Study design, materials and methods
The ASPirin in Reducing Events in the Elderly (ASPREE) study was a randomised, double-blinded, placebo-controlled, longitudinal study of aspirin in 19,114 people aged 70 years and over in Australia and the US. Data regarding urinary incontinence were captured in the ASPREE Longitudinal Study of Older Persons (ALSOP) sub-study. For the present study, baseline data on Australian ALSOP participants were analysed using logistic regression to describe the presence and severity of stress and urge urinary incontinence for both men and women. At 3-years follow up, only stress urinary incontinence data remained available for logistic regression analysis.

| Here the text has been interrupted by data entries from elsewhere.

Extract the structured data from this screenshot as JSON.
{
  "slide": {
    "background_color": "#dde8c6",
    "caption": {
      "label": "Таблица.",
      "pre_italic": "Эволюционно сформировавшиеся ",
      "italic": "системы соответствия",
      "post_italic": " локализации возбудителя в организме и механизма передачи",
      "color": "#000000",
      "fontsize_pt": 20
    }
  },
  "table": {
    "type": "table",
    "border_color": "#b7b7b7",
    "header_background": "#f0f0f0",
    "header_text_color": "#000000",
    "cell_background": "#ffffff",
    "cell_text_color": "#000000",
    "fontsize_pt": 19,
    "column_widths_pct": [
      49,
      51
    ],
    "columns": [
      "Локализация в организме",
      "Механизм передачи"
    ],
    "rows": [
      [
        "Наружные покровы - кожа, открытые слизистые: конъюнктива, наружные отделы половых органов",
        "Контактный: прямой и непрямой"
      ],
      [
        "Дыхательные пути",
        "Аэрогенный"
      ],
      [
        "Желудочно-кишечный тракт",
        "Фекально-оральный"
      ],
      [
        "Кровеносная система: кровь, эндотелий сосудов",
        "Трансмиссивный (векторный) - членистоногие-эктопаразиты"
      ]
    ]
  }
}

Participants with dementia, stroke, life expectancy <5 years, pre-existing severe incontinence causing dependence on care, and those unable to independently perform activities of daily living were excluded.
Results
In Australia, 14,456 participants had stress urinary incontinence (SUI) data and 14,521 participants had urge incontinence (UUI) data available at baseline. At 3 years follow up, 11,814 participants had SUI data available. The participants had a mean age of 75.3 years at study entry, with a standard deviation (SD) of 4.3. The mean BMI was 27.9 (SD 4.5) and mean abdominal circumference was 96.9cm (SD 12.5).
Elevated BMI at baseline was correlated with presence and severity for both types of urinary incontinence in both sexes. The overall unadjusted odds ratio per unit increase of BMI was 1.05 (1.04-1.06, p<0.01) for SUI and 1.04 (1.03-1.05, p<0.01) for UUI. The mean BMI results for those without incontinence versus those who reported incontinence on most days at baseline are presented in table 1.
The cumulative incidence for SUI at 3 years follow up was 17.25% (n=1045/6057).
Those who developed new SUI during the 3 years follow up had a higher BMI (27.9, SD 4.2) than those who remained continent (27.5, SD 3.9), p=0.008. Furthermore, those whose SUI resolved were found to have a lower BMI than those whose SUI persisted over the same time period (27.8, SD 4.7 vs 28.4, SD 5.0).
Our follow up data were analysed using logistic regression, adjusted for age, gender, smoking status, alcohol use, and diabetes. SUI was found to be associated with an increased BMI of 30 and above, with odds ratios (p=0.006) summarised in table 2 below.
Interpretation of results
Urinary incontinence was found to be significantly associated with BMI in community dwelling men and women over 70 years of age. Elevated BMI correlated with not only the presence, but also severity for both types of urinary incontinence in both sexes. Furthermore, in our study, the incidence of SUI and UUI increased more in those who have an elevated BMI, whilst a decreasing BMI was found to be associated with resolution of SUI.